(This post has been authorised by Ruthie)
Geeklawyer is not one to bear a grudge. Honest. It’s true that he has had an unfortunate experience with the Nokia N800 Internet tablet. They show signs of making up for it with a great new toy: the Nokia N95 smartphone.
Geeklawyer has been sticking with a functional but dull Nokia 6230 awaiting the arrival of the N95. And he been doing so since September of last year.
The wait is over and, damn, it was worth it. It works seamlessly with Mac OSx unlike the crappy MDA Pro (Ruthie has just acquired an O2 XDA - the same inadequate model Geeklawyer has joyfully ditched). It has a 5 megapixel camera, high definition video, email, an FM radio, MP3 player and photo and video gallery. It has a proper sized earphone jack so one can use decent headphones and not the silly ‘phone only’ specials other phones have. It has a MicroSD slot with cards available up to 2Gigs. A fast USB2 connector allows for proper synchronization with a PC and one can synchronize over bluetooth or wireless.
Best of all it has an inbuilt GPS receiver. This takes some time to start up and hunt satellites, and this caused Geeklawyer some concern, but when it does start it is reasonably accurate for a GPS unit of this type and one can pay for download-able maps. Geeklawyer bought the UK maps. This functionality was given a brief test and it worked well but Geeklawyer intends to take it hiking for a serious test.
On the connectivity front it has all bases covered: it has bluetooth and, wonderfully, Wi-Fi it is also HSDPA capable, one of only a handful of phones with it. HSDPA can give near broadband speeds when there is decent coverage: pages downloaded in a flash and it’s capabilities as a Mac Powerbook modem lead Geeklawyer to regard this as the best breed of smartphone available so far: the MDA Pro has a better size of screen but the N95 has a superior browser: Opera.
This is a truly excellent phone and well worth the wait. Provided it doesn’t screw up in the next few weeks Geeklawyer may be prepared to forgive the N800 fiasco.
Sounds like a decent piece of kit, what are the roaming download charges like though….

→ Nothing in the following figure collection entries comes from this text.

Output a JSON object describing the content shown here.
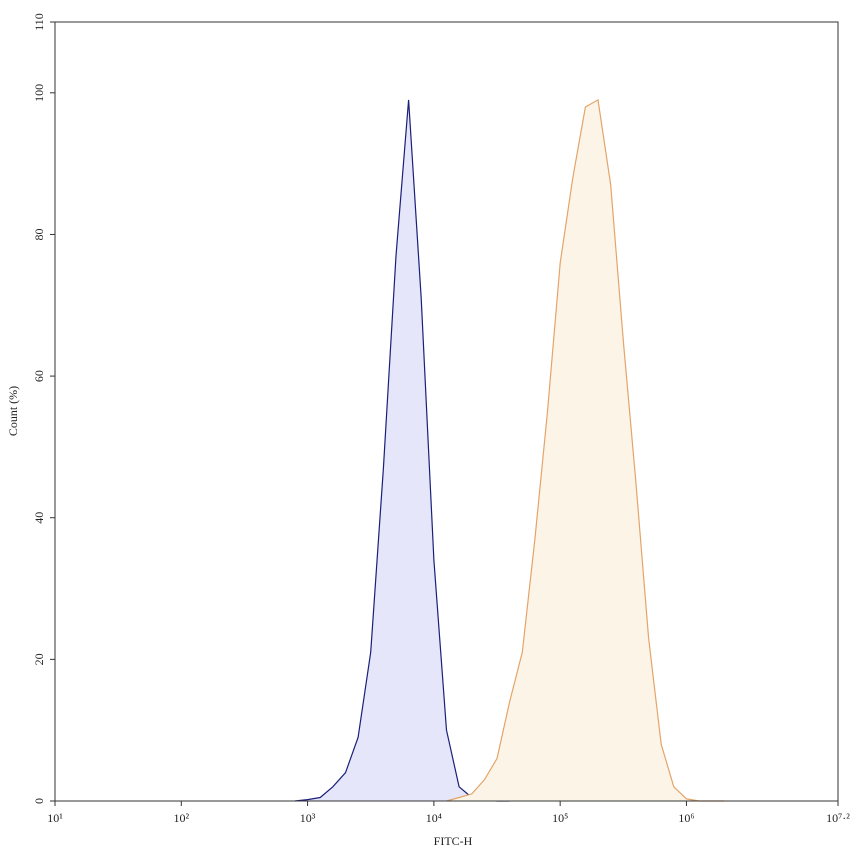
{
  "chart_data": {
    "type": "area",
    "xlabel": "FITC-H",
    "ylabel": "Count (%)",
    "xscale": "log",
    "xlim": [
      10,
      15848932
    ],
    "xticks": [
      {
        "value": 10,
        "label": "10¹"
      },
      {
        "value": 100,
        "label": "10²"
      },
      {
        "value": 1000,
        "label": "10³"
      },
      {
        "value": 10000,
        "label": "10⁴"
      },
      {
        "value": 100000,
        "label": "10⁵"
      },
      {
        "value": 1000000,
        "label": "10⁶"
      },
      {
        "value": 15848932,
        "label": "10⁷·²"
      }
    ],
    "ylim": [
      0,
      110
    ],
    "yticks": [
      0,
      20,
      40,
      60,
      80,
      100,
      110
    ],
    "x": [
      794,
      1000,
      1259,
      1585,
      1995,
      2512,
      3162,
      3981,
      5012,
      6310,
      7943,
      10000,
      12589,
      15849,
      19953,
      25119,
      31623,
      39811,
      50119,
      63096,
      79433,
      100000,
      125893,
      158489,
      199526,
      251189,
      316228,
      398107,
      501187,
      630957,
      794328,
      1000000,
      1258925,
      1584893,
      1995262
    ],
    "series": [
      {
        "color": "#1a1f78",
        "fill": "#e6e6fb",
        "values": [
          0,
          0.2,
          0.5,
          2,
          4,
          9,
          21,
          47,
          77,
          99,
          71,
          34,
          10,
          2,
          0.5,
          0.2,
          0,
          0,
          null,
          null,
          null,
          null,
          null,
          null,
          null,
          null,
          null,
          null,
          null,
          null,
          null,
          null,
          null,
          null,
          null
        ]
      },
      {
        "color": "#e3a469",
        "fill": "#fdf4e8",
        "values": [
          null,
          null,
          null,
          null,
          null,
          null,
          null,
          null,
          null,
          null,
          null,
          null,
          0,
          0.5,
          1,
          3,
          6,
          14,
          21,
          37,
          55,
          76,
          88,
          98,
          99,
          87,
          65,
          45,
          23,
          8,
          2,
          0.3,
          0,
          0,
          0
        ]
      }
    ]
  }
}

Ah, the roaming charges. I suspect I will still be anally raped on those!
This looks like a pay-per-post. Hard times in chambers, GL?

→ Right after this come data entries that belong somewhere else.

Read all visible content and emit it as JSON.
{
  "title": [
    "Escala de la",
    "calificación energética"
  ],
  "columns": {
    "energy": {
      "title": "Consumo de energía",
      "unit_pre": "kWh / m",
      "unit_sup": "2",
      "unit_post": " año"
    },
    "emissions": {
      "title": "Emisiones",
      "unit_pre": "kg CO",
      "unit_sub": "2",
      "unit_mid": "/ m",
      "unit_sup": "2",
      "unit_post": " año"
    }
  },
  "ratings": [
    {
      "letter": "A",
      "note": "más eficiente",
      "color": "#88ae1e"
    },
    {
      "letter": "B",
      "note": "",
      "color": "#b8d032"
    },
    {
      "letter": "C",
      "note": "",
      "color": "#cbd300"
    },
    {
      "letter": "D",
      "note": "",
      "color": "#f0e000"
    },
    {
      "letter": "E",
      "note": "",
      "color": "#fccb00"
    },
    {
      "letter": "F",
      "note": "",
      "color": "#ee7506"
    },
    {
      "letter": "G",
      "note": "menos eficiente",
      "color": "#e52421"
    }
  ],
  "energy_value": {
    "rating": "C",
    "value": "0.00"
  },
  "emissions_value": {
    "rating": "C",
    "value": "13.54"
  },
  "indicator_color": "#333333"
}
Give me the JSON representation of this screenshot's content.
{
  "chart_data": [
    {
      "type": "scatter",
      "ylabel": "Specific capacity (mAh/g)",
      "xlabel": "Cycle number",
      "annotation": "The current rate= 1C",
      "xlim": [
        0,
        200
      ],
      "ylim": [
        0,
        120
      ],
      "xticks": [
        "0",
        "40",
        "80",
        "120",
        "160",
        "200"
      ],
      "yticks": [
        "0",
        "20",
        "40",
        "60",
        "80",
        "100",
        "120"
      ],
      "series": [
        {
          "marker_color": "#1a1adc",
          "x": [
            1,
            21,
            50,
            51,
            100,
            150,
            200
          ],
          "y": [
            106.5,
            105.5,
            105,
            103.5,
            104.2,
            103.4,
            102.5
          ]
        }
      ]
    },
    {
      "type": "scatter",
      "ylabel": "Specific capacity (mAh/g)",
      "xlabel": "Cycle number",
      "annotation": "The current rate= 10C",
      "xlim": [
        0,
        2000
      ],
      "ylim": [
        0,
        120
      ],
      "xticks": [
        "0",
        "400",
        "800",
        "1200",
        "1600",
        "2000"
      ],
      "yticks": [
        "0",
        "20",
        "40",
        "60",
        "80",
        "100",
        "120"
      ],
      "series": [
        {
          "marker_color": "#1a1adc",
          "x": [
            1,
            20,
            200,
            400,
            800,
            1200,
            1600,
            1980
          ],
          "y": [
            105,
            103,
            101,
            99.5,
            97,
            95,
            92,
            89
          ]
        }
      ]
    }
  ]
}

Fair enough. Not a fan personally of the combined devices. I prefer to lug around a small phone (not a Blackberry, though) with Exchange email capabilities (for work - gmail for everything else), and then take a PDA with me when I need all the bells and whistles (Dell Axim x51v is my current model).
If you use the camera and GPS, however, I can see how the n95 would be appealing.

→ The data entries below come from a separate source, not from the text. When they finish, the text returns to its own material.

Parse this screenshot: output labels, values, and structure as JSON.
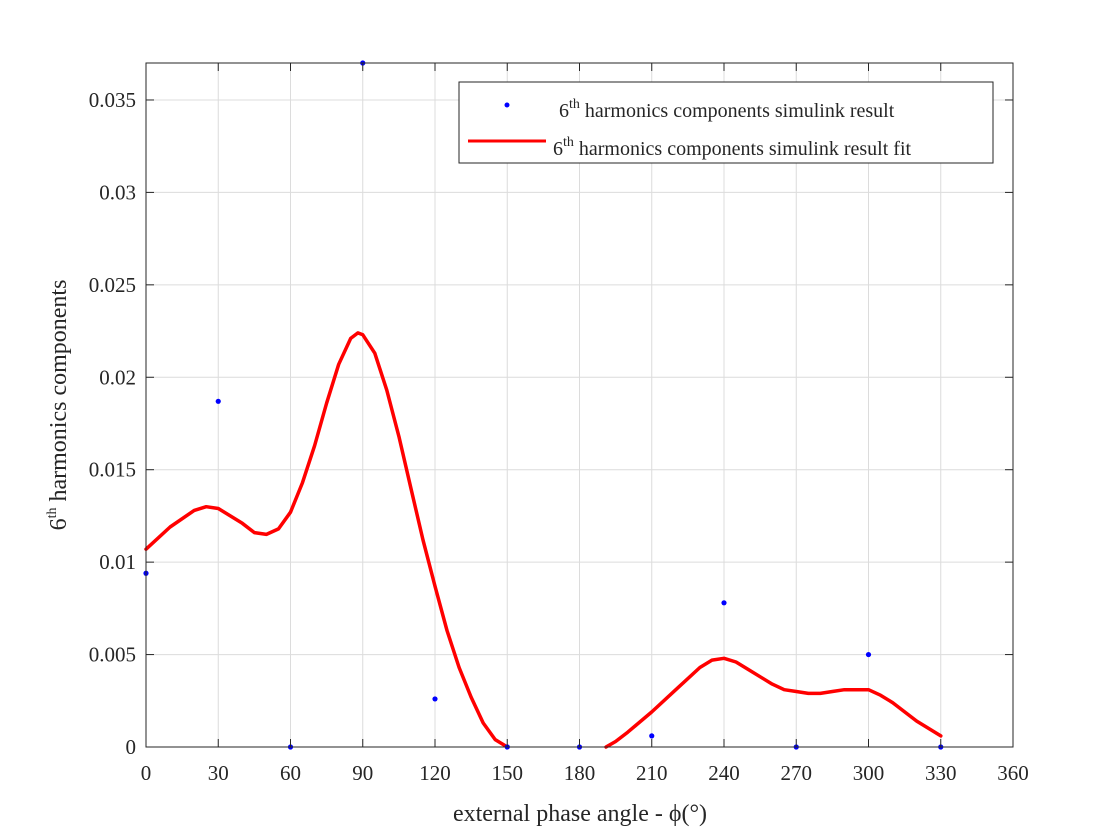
{
  "chart_data": {
    "type": "scatter",
    "xlabel": "external phase angle - ϕ(°)",
    "ylabel": {
      "prefix": "6",
      "sup": "th",
      "rest": " harmonics components"
    },
    "xlim": [
      0,
      360
    ],
    "ylim": [
      0,
      0.037
    ],
    "xticks": [
      0,
      30,
      60,
      90,
      120,
      150,
      180,
      210,
      240,
      270,
      300,
      330,
      360
    ],
    "yticks": [
      0,
      0.005,
      0.01,
      0.015,
      0.02,
      0.025,
      0.03,
      0.035
    ],
    "ytick_labels": [
      "0",
      "0.005",
      "0.01",
      "0.015",
      "0.02",
      "0.025",
      "0.03",
      "0.035"
    ],
    "grid": true,
    "legend_position": "top-right",
    "colors": {
      "points": "#0000ff",
      "fit": "#ff0000",
      "grid": "#dcdcdc",
      "axis": "#262626"
    },
    "series": [
      {
        "name": {
          "prefix": "6",
          "sup": "th",
          "rest": " harmonics components simulink result"
        },
        "style": "points",
        "x": [
          0,
          30,
          60,
          90,
          120,
          150,
          180,
          210,
          240,
          270,
          300,
          330
        ],
        "y": [
          0.0094,
          0.0187,
          0,
          0.037,
          0.0026,
          0,
          0,
          0.0006,
          0.0078,
          0,
          0.005,
          0
        ]
      },
      {
        "name": {
          "prefix": "6",
          "sup": "th",
          "rest": " harmonics components simulink result fit"
        },
        "style": "line",
        "x": [
          0,
          10,
          20,
          25,
          30,
          40,
          45,
          50,
          55,
          60,
          65,
          70,
          75,
          80,
          85,
          88,
          90,
          95,
          100,
          105,
          110,
          115,
          120,
          125,
          130,
          135,
          140,
          145,
          150,
          191,
          195,
          200,
          210,
          220,
          230,
          235,
          240,
          245,
          250,
          260,
          265,
          270,
          275,
          280,
          285,
          290,
          295,
          300,
          305,
          310,
          320,
          330
        ],
        "y": [
          0.0107,
          0.0119,
          0.0128,
          0.013,
          0.0129,
          0.0121,
          0.0116,
          0.0115,
          0.0118,
          0.0127,
          0.0143,
          0.0163,
          0.0186,
          0.0207,
          0.0221,
          0.0224,
          0.0223,
          0.0213,
          0.0193,
          0.0168,
          0.014,
          0.0112,
          0.0087,
          0.0063,
          0.0043,
          0.0027,
          0.0013,
          0.0004,
          0,
          0,
          0.0003,
          0.0008,
          0.0019,
          0.0031,
          0.0043,
          0.0047,
          0.0048,
          0.0046,
          0.0042,
          0.0034,
          0.0031,
          0.003,
          0.0029,
          0.0029,
          0.003,
          0.0031,
          0.0031,
          0.0031,
          0.0028,
          0.0024,
          0.0014,
          0.0006
        ]
      }
    ]
  }
}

There is a minimalist school of phones but I’m not signed up. I was using the GPS this morning for example when out walking - very swish indeed: not useful but at the weekend when I’m hiking it’sll be interesting to see how useful it is.
Again, the camera is a 5 megapixel unit (yes pixel count isn’t a good indicator of quality) and very handy when I cant have a decent camera with me.
I just got one and I was told to get a new battery, as it won’t last long, especially if you use 5 Megapixels camera, etc.
It still annoys me that Nokia did not get the transfer of sim and phone memory data to work as smoothly as Sony Erricson did for e.g. non-windows software users.
I had no problem transferring old sim stuff so I don’t have an opinion. I am hacked off their is no OSx version of the connectivity suite and if you plug it into A Mac it doesn’t show up as a USB drive. At the moment I have to use PCSuite on my PC games machine: PCSuite didn’t seem to work in Parallels. I’ll hunt for an Opensource PCSuite equivalent someone must have done a hack.